Maranga explained that it is common cause that Africa is big, and many people live in remote rural villages. “So, it is not always possible to extend the power grid to these areas as it is very expensive. So, what do we do instead? Most people own a cell phone, and everyone needs electricity, so you take it to them. They cannot exactly carry a battery for two kilometres so why then not Uber a battery?” Maranga said their company Kijiji, (Swahili for village) will now look at commercialising their idea, optimise it and do market tests. “If accepted we want to roll it out depending on funding.”

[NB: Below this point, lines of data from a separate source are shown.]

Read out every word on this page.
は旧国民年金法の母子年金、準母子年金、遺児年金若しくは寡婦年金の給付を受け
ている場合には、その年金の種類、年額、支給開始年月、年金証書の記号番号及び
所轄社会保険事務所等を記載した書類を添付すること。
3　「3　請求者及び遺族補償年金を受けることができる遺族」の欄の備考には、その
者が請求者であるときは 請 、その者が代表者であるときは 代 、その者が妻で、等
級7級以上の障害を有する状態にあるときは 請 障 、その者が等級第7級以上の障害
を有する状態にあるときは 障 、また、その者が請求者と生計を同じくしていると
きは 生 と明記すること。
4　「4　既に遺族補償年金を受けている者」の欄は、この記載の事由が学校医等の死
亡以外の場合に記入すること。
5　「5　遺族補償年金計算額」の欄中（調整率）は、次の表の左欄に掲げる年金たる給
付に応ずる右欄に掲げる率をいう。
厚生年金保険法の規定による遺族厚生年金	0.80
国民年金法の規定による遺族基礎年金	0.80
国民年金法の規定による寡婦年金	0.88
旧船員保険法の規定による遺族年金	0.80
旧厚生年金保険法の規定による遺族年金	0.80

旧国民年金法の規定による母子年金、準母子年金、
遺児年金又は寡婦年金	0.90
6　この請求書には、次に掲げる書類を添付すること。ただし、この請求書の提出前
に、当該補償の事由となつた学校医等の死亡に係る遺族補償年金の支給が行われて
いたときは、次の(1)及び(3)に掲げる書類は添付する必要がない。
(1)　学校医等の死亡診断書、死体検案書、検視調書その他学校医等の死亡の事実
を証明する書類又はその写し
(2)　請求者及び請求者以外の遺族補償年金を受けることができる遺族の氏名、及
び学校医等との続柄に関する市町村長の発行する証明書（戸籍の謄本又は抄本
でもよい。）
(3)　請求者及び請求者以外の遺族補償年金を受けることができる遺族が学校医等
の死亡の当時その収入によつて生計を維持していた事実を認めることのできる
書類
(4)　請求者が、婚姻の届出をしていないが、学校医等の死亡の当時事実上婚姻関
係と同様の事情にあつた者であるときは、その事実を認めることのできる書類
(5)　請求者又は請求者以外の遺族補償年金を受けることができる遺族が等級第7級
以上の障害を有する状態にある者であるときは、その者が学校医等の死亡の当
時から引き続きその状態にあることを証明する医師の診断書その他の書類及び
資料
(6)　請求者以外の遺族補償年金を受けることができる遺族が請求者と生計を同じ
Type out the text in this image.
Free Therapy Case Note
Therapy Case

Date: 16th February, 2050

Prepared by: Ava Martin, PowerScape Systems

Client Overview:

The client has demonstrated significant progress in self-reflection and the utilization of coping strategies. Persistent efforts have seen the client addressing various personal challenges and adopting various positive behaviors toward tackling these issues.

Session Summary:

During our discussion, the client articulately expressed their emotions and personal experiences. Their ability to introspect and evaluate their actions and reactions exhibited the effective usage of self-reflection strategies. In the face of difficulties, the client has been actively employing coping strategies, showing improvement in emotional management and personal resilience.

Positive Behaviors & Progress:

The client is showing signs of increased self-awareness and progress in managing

The team’s idea appealed to the judges because it was a simple idea that is easy to replicate beyond Kenya to the rest of the continent. Chief executive officer of Rosatom Central and Southern Africa, Dmitry Shornikov, said: “We are very pleased with the solutions presented by the students. The maturity and depth of their research gives us great hope and proves that young Africans really are devoted to solving Africa’s energy challenges.”
Business Development executive at Lesedi Nuclear Services, Shane Pereira, in an earlier interview said the company partnered with Initiate! because it is dedicated to the youth that will be the leaders of tomorrow. “The growth and development as well as training, coaching and mentoring of the youth is critical to the success of our future economy.”
The ideas of the other three teams focused more on mitigating the risk of climate change and came up with ideas ranging from vertical farms to energy boxes.